Monday, August 29, 2011

All Summer in a Day by Bradbury and Other Rainy Reflections



Here we are… the calm after the storm. Well, I guess calm is a relative term in this case. To me that means cleaning up my yard, and my house, which is more destroyed from my children being locked inside then from the storm. We had a few tense moments, more from the tornado warnings, but we are all fine with our electric restored after 18 hours on the fritz.



Since I had nothing to do Saturday night but sit and watch the storm roll in on the front porch, I got to thinking. I love storms, always have. The excitement of it, of the lightning and the thunder. It has always sent waves of exhilaration up my spine. Now, I still get waves of exhilaration, but sadly as a homeowner I get stressed as well. Right now, I’m in a house that’s so old, parts fall off all on their own. It doesn’t need any help from a hurricane or wind. Perhaps if I move into a rental, I’ll get to enjoy the storms just like when I was a kid…you know, when someone else had to do the clean up and file the homeowners claim.



When I got older, I began to realize that storms where not only a favorite of mine, but of authors and movie makers as well. They were constantly used by Austen in dramatic moments. Remember when Marianne almost caught her death by running towards Willoughby’s estate in Sense and Sensibility? How about The Perfect Storm? The night Heathcliff leaves Wuthering Heights? The part in Practical Magic (my favorite) when the girls bury Jimmy in the back yard during the rain storm? In fact, Alice Hoffman (who is my favorite author, hands down) includes rain in many of her books. And all of her books are part practical, part magical. So perhaps it’s that rain and storms have always appeared a bit magical to me, and there is nothing I love more than seeing the magic in everyday life. I'm hoping that at some point, you got to create some magic in your everyday life while enjoying at least some part of the storm. 



I also have never been able to get the story by Ray Bradbury titled “All Summer in a Day” out of my mind. I must have been in elementary school when I first read it, already somewhat on the outside fringe of the “in” clique. The inside crowd was never where I longed to be, like some other girls I knew. I liked being outside of that group, it held no pressure for me to look the same as the other girls, dress the same. And most importantly, I never felt pressure to participate in cruel jokes and poor behavior that seemed to be the “hazing” you went through all the time to stay in that group. Sure, they made me the target sometimes, after all I was an easy, if unimaginative, target with red hair and gap teeth. I guess that made me the lazy girls target! When I read “All Summer in a Day”, I identified immediately. Not with Margot, per say, but with the cruelty of children and the need for so many children to go along with cruel behavior either to fit in or to remain obscure and invisible. No one wanted to rock the boat by standing up for Margot. And that was the lesson I retained from the story. In your lack of ability to stand up for someone else, you are never sure what you take away from them. It was a really powerful story in four short pages.

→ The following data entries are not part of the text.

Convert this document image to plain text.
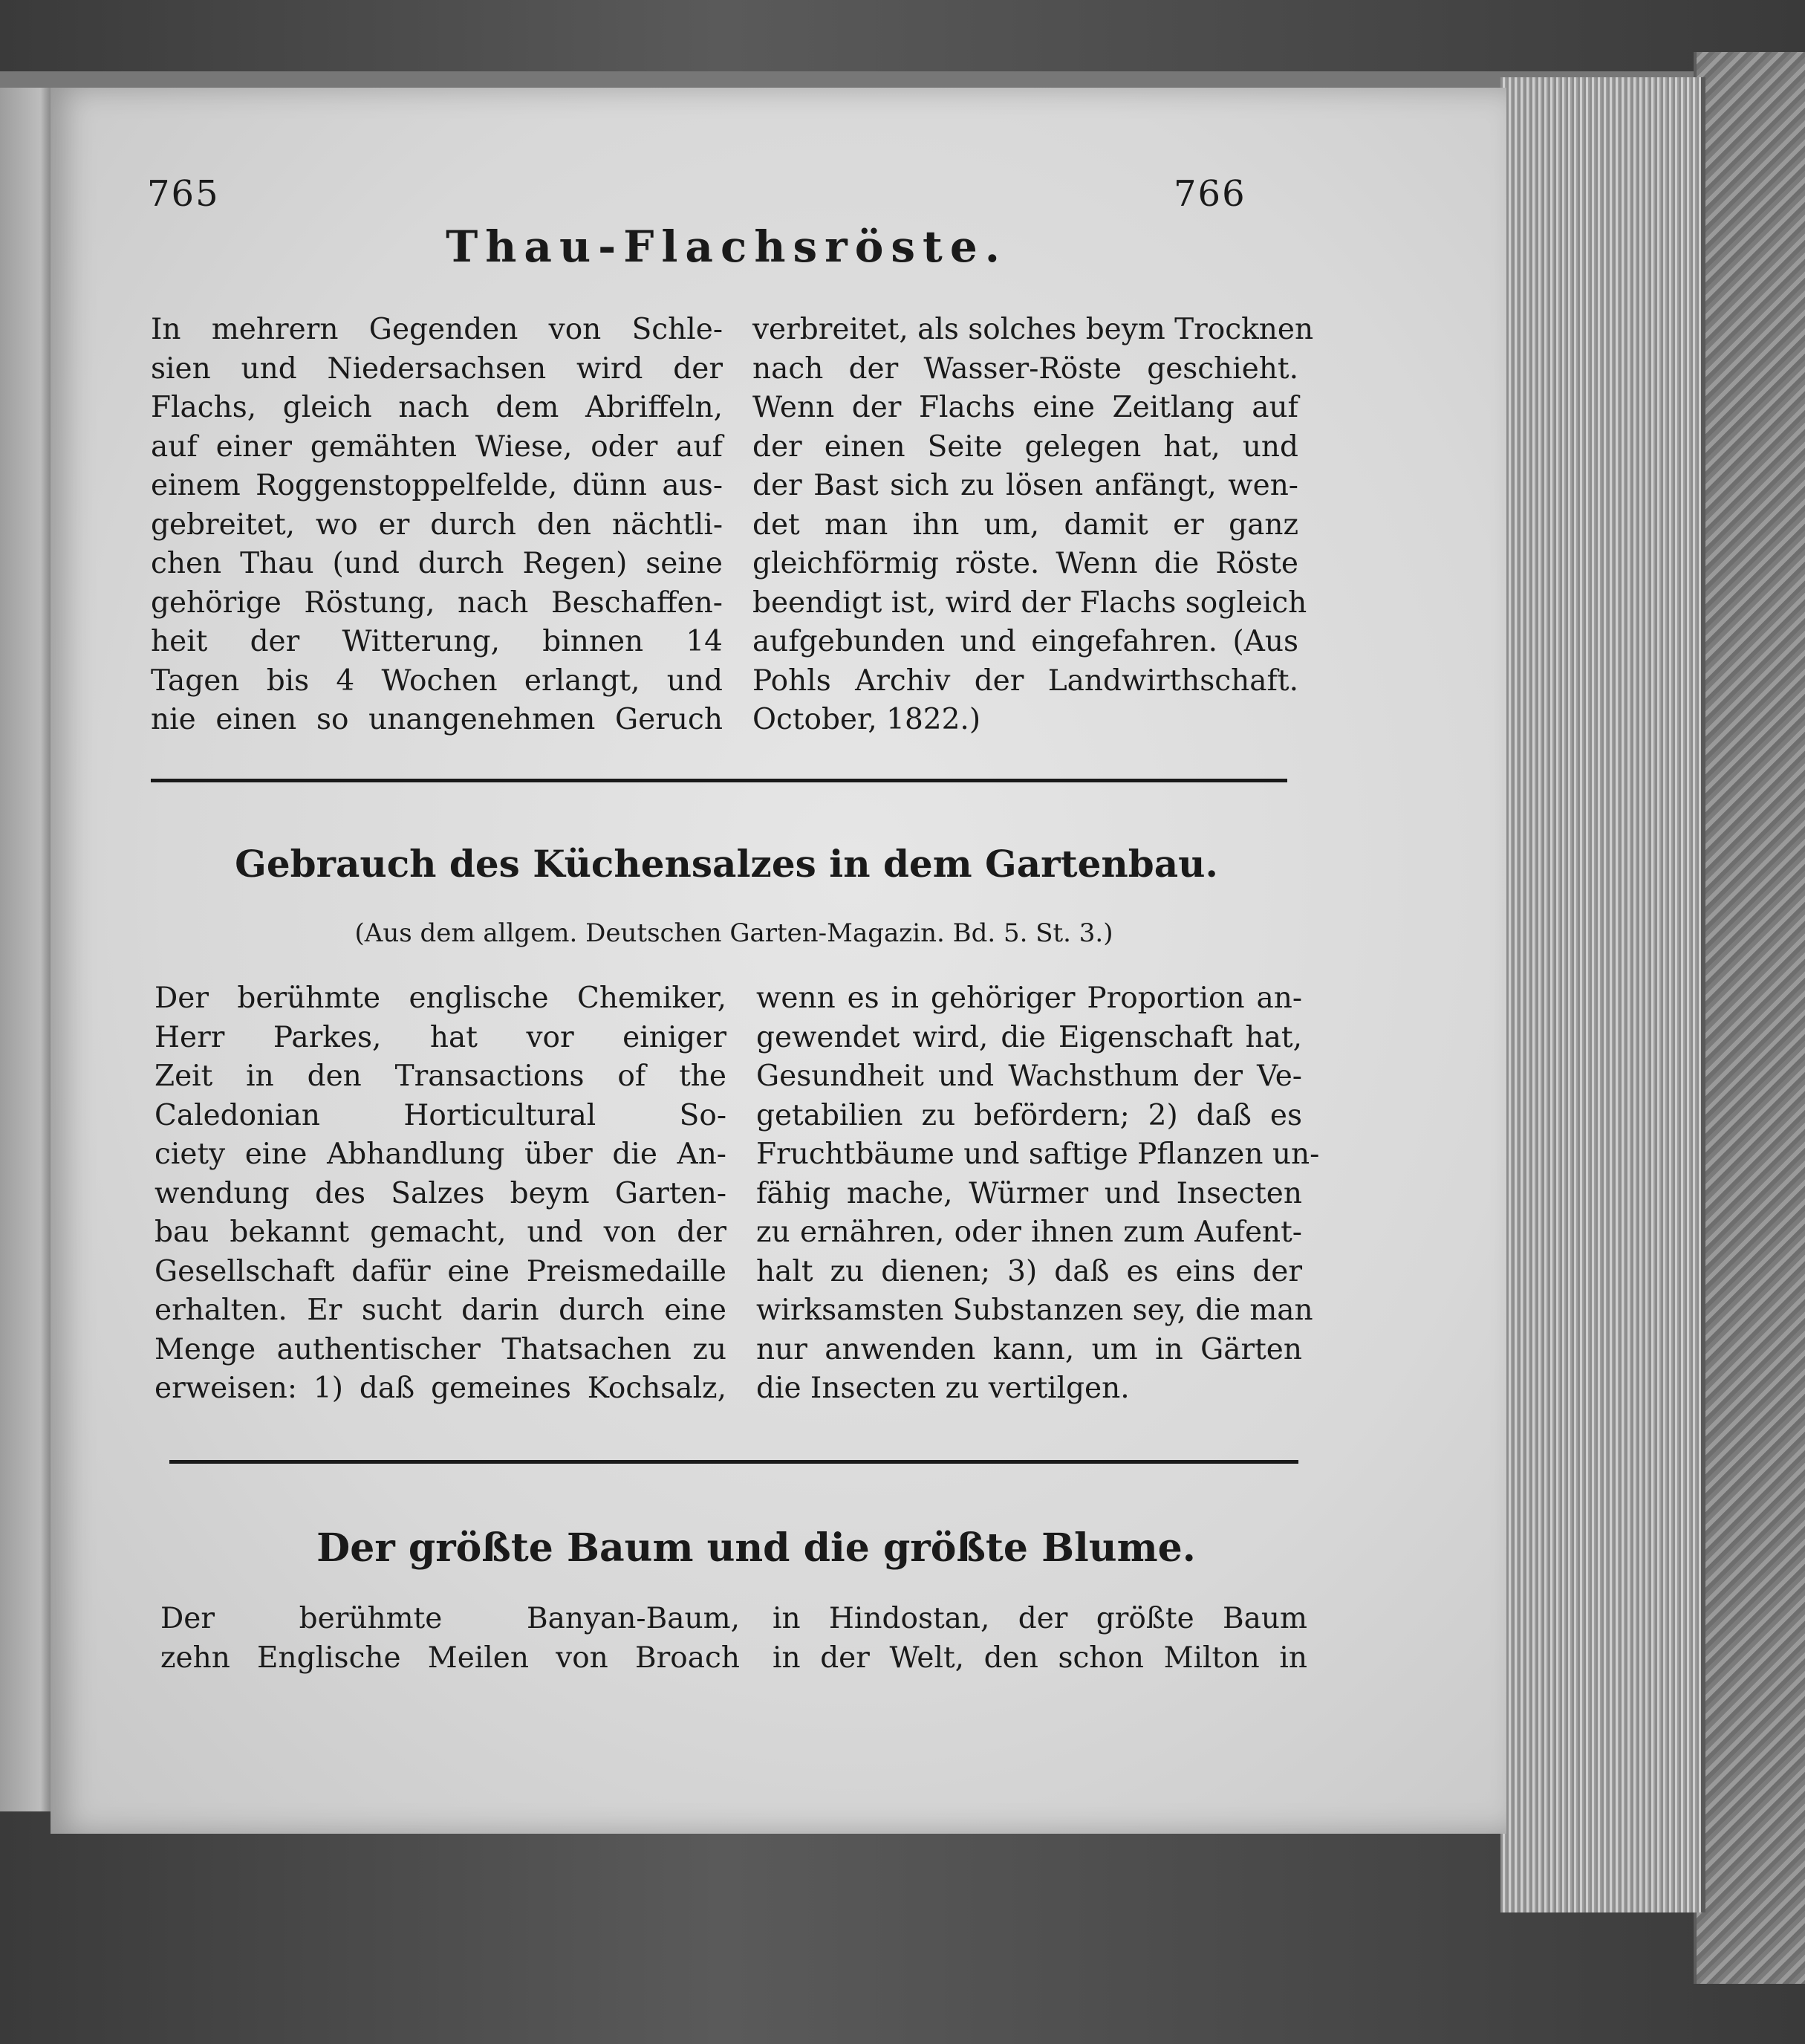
765	766
Thau-Flachsröste.
In mehrern Gegenden von Schle-
sien und Niedersachsen wird der
Flachs, gleich nach dem Abriffeln,
auf einer gemähten Wiese, oder auf
einem Roggenstoppelfelde, dünn aus-
gebreitet, wo er durch den nächtli-
chen Thau (und durch Regen) seine
gehörige Röstung, nach Beschaffen-
heit der Witterung, binnen 14
Tagen bis 4 Wochen erlangt, und
nie einen so unangenehmen Geruch
verbreitet, als solches beym Trocknen
nach der Wasser-Röste geschieht.
Wenn der Flachs eine Zeitlang auf
der einen Seite gelegen hat, und
der Bast sich zu lösen anfängt, wen-
det man ihn um, damit er ganz
gleichförmig röste. Wenn die Röste
beendigt ist, wird der Flachs sogleich
aufgebunden und eingefahren. (Aus
Pohls Archiv der Landwirthschaft.
October, 1822.)
Gebrauch des Küchensalzes in dem Gartenbau.
(Aus dem allgem. Deutschen Garten-Magazin. Bd. 5. St. 3.)
Der berühmte englische Chemiker,
Herr Parkes, hat vor einiger
Zeit in den Transactions of the
Caledonian Horticultural So-
ciety eine Abhandlung über die An-
wendung des Salzes beym Garten-
bau bekannt gemacht, und von der
Gesellschaft dafür eine Preismedaille
erhalten. Er sucht darin durch eine
Menge authentischer Thatsachen zu
erweisen: 1) daß gemeines Kochsalz,
wenn es in gehöriger Proportion an-
gewendet wird, die Eigenschaft hat,
Gesundheit und Wachsthum der Ve-
getabilien zu befördern; 2) daß es
Fruchtbäume und saftige Pflanzen un-
fähig mache, Würmer und Insecten
zu ernähren, oder ihnen zum Aufent-
halt zu dienen; 3) daß es eins der
wirksamsten Substanzen sey, die man
nur anwenden kann, um in Gärten
die Insecten zu vertilgen.
Der größte Baum und die größte Blume.
Der berühmte Banyan-Baum,
zehn Englische Meilen von Broach
in Hindostan, der größte Baum
in der Welt, den schon Milton in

In addition to reading, writing, cooking (while I had electric!), I ran out to take some pictures, and tried to capture at least a bit of the beauty I find in rain. And when we did lose electric, I tried to convince my children that it would be fun to try and imagine how people lived a hundred or so years ago, without electric or running water. Too bad I didn’t think to capture their extremely unbelieving and critical faces. Clearly, they were on to a mothers desperate attempt at keeping the natives occupied during our blackout period. But hey, a moms gotta try!



I also realized when I began inserting pictures into this blog, that I take pictures of storms everywhere I go.  Two of my favorites are from out west, one in Wyoming and one from Colorado, which is the most amazing picture I've ever taken. I think it looks like an angel.  Oh, look! Everyday magic. 



Hope you’re all getting by and on your way to life as usual. Or better yet, life unusual.